After the National Education Policy was cleared by the Union Cabinet, there started debates and deliberations over the institution of education, its shortcomings and ways to improve on them. While a lot of formally holistic proposals of the NEP seemed promising, an informed narrative on the conditions inside the classroom was missing. After all, no amount of legislation can make up for the lived experience of the classroom and its betterment, unless it is actively altered by the stakeholders.
To understand why the classroom is so important, it is imperative to know the tasks performed inside a classroom.
Apart from the formal teaching that is imparted, students are socialized informally in a number of ways in a classroom, so much so that classroom and peer groups are considered one of the strongest agents of socialization.
It is not only the textbook lessons that make a headway in the evolving mind of a school-goer but also the informal anecdotes that a teacher shares, the stories and activities a group of friend indulges in, almost on a daily basis. As a result, the general culture in a classroom largely influences the values of the students to a significant extent.
Some of the prevalent norms in a classroom are not only borderline discriminatory but also sexist in their implementation as well. For example, in most schools except for some private, progressive schools, there are rules against the seating of boys and girls together after a certain age. It is considered to be distracting and against the becoming of a “good student”.
The lack of sex education becomes increasingly apparent in some other practices as well. Girls, while on periods, have to steal glances from teachers and fellow students to go to washrooms. Hushed voices, discussing various theories about the same stigmatize further, a biological phenomenon. Teachers add to this by shushing the students instead of sensitizing them about sexual wellness and health. Girls are unfortunately on the receiving end of such practices where they are made to feel sorry, albeit subconsciously, for their identity. This is not the only sexist practice in place, though.

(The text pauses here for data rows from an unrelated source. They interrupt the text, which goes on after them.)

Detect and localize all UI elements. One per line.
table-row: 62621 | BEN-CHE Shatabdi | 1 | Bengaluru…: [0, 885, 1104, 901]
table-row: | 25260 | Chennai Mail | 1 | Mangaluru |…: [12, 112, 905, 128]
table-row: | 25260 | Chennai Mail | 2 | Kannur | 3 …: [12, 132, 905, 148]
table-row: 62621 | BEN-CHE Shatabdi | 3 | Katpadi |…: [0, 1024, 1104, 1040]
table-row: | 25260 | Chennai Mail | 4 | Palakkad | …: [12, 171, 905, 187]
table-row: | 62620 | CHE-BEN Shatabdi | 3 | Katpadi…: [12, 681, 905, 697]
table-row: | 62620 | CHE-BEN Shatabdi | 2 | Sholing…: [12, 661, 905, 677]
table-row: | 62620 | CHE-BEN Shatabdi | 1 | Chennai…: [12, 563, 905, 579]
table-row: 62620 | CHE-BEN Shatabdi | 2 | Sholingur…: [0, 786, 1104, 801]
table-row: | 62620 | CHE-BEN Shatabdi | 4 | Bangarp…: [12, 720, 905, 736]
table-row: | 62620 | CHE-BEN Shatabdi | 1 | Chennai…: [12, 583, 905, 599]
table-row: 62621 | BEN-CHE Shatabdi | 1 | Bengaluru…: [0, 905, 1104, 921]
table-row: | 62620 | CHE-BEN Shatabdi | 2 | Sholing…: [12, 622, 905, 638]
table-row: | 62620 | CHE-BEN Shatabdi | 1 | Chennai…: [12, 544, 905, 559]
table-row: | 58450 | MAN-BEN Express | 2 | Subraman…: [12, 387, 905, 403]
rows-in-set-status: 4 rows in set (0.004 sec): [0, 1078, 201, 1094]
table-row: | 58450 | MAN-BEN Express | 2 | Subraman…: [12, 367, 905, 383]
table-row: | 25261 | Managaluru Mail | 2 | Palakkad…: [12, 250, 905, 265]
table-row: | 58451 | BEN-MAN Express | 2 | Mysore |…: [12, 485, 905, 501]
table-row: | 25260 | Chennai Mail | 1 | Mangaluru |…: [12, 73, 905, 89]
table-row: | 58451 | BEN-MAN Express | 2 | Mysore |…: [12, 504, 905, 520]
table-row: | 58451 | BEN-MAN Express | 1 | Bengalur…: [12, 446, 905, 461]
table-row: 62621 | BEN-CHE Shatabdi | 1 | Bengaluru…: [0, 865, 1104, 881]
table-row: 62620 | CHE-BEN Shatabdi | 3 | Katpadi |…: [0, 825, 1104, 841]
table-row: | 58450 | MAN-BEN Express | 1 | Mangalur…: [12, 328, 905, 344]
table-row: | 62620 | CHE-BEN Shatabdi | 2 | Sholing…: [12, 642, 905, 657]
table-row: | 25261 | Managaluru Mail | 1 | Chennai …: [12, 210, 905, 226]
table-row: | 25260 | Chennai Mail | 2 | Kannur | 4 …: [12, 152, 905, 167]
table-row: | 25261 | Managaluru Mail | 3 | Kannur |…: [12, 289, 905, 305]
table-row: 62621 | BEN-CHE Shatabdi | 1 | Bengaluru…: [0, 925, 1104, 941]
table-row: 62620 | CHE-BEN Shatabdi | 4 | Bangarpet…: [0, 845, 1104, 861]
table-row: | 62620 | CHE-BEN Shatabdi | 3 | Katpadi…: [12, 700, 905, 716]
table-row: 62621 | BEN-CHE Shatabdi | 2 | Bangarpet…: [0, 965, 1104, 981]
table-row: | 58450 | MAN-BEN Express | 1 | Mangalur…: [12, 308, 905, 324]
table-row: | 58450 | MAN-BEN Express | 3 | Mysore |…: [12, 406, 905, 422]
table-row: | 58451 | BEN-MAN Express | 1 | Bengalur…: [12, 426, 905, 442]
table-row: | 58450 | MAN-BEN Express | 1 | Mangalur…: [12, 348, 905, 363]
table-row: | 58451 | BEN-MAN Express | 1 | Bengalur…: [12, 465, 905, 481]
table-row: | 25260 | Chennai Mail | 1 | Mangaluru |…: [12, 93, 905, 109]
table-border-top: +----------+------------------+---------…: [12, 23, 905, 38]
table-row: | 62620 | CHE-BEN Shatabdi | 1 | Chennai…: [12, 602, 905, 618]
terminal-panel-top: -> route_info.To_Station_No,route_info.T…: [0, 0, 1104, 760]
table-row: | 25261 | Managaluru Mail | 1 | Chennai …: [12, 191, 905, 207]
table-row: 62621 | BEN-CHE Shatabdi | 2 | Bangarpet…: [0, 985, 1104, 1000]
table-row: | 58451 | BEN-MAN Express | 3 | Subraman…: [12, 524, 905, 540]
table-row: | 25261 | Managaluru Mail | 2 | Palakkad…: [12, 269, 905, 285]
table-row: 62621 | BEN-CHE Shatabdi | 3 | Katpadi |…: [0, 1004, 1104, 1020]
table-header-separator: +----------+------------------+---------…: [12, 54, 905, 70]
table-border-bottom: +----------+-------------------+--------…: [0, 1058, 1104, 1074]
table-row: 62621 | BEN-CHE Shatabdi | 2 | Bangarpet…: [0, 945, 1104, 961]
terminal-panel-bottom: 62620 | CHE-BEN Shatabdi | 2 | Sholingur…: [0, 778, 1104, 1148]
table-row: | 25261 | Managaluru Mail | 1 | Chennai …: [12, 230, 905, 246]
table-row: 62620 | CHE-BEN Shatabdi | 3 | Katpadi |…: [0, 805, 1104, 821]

Schools police the length of skirts, with some even going to the length of drawing up a parallel between the dress of a girl and her character. Such abominable yet largely prevalent practices lead to the breeding of a culture where toxicity thrives.
Classrooms are generally seen as non-living halls where the interaction of teachers and students take place, on formal subjects prescribed under the syllabus. However, they are much more than that. Classrooms are the living embodiment of the institution of education. It is an ecosystem where pupils do not only interact under the watchful eye of a supervisor but also among themselves and exchange values, leading to informal socialization.
When this ecosystem is not nurtured, suppressed and made to conform to the “moral” right, it leads to voices of inquisition and curiosity being driven underground. Take, for example, the case of teenage relationships in the Indian context. Relationships are looked at, as a source of distraction and something that foments trouble leading to the erosion of honour. They are not viewed as natural longings and needs of an adolescent human being.
In such a case, talking about relationships becomes a taboo and this too is gendered. Rumours about boys having a romantic relationship is seen as distracting at worst, and a marker of masculinity, at best. On the other hand, in the case of girls, the rumours tend to them being viewed as “characterless” in the least, and straight-up abused and humiliated publicly by authorities, in the worst.
Throw into this mix, an uninformed yet passionate barrage against reservation and other subconscious casteist practices and the plight of a young girl from a marginalized caste or community is up for all to see. A narrative that reservation leads to meritocracy being trampled upon is bred and distributed through the grapevine, with no arguments or facts to back up the case.
Nothing could be further from the truth as this narrative does not take into account the centuries-long socio-economic oppression. Reservation is intended for the representation of such communities but the sense of entitlement with which these “anti-reservation” activists are indoctrinated with prevents them from seeing it.
Facing a multi-front battle, fighting both sexism and casteism, girls from marginalized castes and communities have it incredibly more difficult to wade their way through a classroom. Since much of this remains subconscious, only coming to the fore in sporadic incidents of violence such as the death by suicide of Payal Tadvi or Rohith Vemula.
It is imperative that classrooms are seen for what they are – an ecosystem of socialization that needs to be nurtured and made aware of the nuances of caste and gender so that a more inclusive space is built and celebrated.